Adrian closes his eyes. “God, Lucy… I should’ve told you sooner. I didn’t want you to think—”
“That you were like the man I’ve been trying to forget?” I interrupt. “No. You’re not like Liam.”
We sit in silence for a long time.
Then I ask the question that’s been burning a hole in my chest.
“Do you still have feelings for Claire?”
“No.” His answer is immediate. “What I feel now… is guilt. For not stopping him. For letting her take the fall.”
I nod, but my chest still burns. I thought I was falling for a man with baggage. I didn’t realize the suitcase had already exploded, scattering sharp edges everywhere.
“I just need time to think,” I say softly.
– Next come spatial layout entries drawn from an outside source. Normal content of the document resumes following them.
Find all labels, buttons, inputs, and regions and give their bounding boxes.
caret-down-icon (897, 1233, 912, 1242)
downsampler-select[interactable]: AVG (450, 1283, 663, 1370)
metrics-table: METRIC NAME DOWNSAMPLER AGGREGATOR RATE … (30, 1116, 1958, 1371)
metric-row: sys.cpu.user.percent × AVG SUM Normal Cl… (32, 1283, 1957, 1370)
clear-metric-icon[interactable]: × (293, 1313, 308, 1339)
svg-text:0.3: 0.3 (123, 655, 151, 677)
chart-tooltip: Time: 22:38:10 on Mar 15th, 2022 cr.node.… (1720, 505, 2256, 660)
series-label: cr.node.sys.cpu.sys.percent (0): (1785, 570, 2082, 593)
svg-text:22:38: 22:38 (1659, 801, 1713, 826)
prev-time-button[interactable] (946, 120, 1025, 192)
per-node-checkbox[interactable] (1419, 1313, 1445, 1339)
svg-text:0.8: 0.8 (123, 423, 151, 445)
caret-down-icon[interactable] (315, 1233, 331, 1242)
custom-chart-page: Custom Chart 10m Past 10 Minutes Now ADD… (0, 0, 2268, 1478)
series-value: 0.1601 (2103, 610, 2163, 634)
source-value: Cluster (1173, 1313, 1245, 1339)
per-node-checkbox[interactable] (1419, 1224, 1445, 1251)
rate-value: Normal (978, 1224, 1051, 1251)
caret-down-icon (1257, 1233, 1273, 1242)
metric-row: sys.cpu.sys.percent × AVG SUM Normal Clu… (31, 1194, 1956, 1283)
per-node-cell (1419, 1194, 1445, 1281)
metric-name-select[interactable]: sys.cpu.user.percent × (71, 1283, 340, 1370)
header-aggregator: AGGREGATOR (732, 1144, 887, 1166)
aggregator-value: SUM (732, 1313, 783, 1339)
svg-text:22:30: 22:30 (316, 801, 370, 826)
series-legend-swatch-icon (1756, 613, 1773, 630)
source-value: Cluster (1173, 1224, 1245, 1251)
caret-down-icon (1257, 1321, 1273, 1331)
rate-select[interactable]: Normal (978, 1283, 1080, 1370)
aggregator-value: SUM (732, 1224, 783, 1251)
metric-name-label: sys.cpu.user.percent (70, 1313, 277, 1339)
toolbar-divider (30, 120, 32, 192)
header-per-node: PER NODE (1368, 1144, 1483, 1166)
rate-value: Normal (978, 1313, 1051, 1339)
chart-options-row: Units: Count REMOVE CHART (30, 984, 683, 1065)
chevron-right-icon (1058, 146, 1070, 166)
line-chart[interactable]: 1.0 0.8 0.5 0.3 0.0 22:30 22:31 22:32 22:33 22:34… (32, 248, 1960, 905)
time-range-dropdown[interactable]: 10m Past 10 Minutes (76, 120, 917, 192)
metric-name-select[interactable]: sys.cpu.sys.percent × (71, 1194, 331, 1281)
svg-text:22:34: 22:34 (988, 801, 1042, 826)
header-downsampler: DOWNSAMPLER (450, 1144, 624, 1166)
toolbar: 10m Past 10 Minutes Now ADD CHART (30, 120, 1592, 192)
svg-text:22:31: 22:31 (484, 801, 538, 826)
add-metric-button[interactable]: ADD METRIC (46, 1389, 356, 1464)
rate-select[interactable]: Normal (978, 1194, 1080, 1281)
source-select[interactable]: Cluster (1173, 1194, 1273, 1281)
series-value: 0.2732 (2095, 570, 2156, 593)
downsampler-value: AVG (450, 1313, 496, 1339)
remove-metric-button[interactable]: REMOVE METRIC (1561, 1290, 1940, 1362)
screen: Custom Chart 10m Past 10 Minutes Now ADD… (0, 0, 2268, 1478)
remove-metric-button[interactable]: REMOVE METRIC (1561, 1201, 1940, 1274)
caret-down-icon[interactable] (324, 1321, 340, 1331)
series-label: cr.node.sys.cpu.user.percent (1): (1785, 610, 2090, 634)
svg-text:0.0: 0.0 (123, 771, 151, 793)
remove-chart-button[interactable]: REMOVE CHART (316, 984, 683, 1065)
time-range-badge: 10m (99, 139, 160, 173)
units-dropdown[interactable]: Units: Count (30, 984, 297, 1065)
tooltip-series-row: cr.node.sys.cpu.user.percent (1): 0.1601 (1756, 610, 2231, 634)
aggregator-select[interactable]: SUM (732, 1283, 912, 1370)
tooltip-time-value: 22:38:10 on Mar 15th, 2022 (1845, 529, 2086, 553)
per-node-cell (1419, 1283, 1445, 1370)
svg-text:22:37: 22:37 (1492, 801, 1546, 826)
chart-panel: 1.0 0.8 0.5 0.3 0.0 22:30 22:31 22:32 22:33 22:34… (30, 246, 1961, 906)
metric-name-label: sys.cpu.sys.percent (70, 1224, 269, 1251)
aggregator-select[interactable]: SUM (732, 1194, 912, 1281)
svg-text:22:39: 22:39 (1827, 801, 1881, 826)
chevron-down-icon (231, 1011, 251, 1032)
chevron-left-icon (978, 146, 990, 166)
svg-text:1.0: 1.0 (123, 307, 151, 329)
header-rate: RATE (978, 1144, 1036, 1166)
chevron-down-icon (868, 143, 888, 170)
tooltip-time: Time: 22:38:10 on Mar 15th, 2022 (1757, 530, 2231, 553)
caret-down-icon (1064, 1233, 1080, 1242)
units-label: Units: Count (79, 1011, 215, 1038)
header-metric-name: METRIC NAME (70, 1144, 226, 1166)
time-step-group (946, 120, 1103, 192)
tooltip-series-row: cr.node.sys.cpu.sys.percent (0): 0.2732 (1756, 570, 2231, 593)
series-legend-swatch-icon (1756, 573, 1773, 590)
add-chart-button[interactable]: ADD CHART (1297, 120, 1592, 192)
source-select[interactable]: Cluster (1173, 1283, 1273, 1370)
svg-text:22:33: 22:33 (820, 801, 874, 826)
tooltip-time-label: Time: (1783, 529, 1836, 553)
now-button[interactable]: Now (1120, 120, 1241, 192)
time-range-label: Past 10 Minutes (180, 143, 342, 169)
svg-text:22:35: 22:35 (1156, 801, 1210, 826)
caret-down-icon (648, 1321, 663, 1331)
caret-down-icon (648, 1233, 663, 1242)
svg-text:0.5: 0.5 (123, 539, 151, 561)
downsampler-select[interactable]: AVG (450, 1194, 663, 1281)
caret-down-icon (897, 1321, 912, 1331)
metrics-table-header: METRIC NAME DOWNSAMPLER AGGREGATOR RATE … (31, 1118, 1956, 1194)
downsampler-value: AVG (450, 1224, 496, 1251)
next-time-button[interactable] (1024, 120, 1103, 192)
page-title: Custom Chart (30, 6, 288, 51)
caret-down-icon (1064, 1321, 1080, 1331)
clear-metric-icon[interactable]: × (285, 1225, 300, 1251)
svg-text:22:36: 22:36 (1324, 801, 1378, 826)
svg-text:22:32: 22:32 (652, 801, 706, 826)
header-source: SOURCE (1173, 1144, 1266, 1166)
I thank him and leave—not because I want to, but because I need time to breathe.
He doesn’t stop me when I leave.
To figure out who I am in all this.
Back at my dorm, the lights are off.
It should feel like relief.
But something is off the moment I step in.
My laptop sits dark on the desk. My drawer is slightly open. I don’t remember leaving it that way.
I scan the room slowly. My breath catches when I see it.
My hands tremble as I step closer.
A sheet of paper on my bed, sitting like a threat dressed as a gift, is a printed sheet of paper.
I inch closer.
It’s one of my texts to Adrian. The one where I told him I dreamed about him. Missed him. Wanted him.
Scribbled across it in red ink are five chilling words:
You’re making the same mistake she did.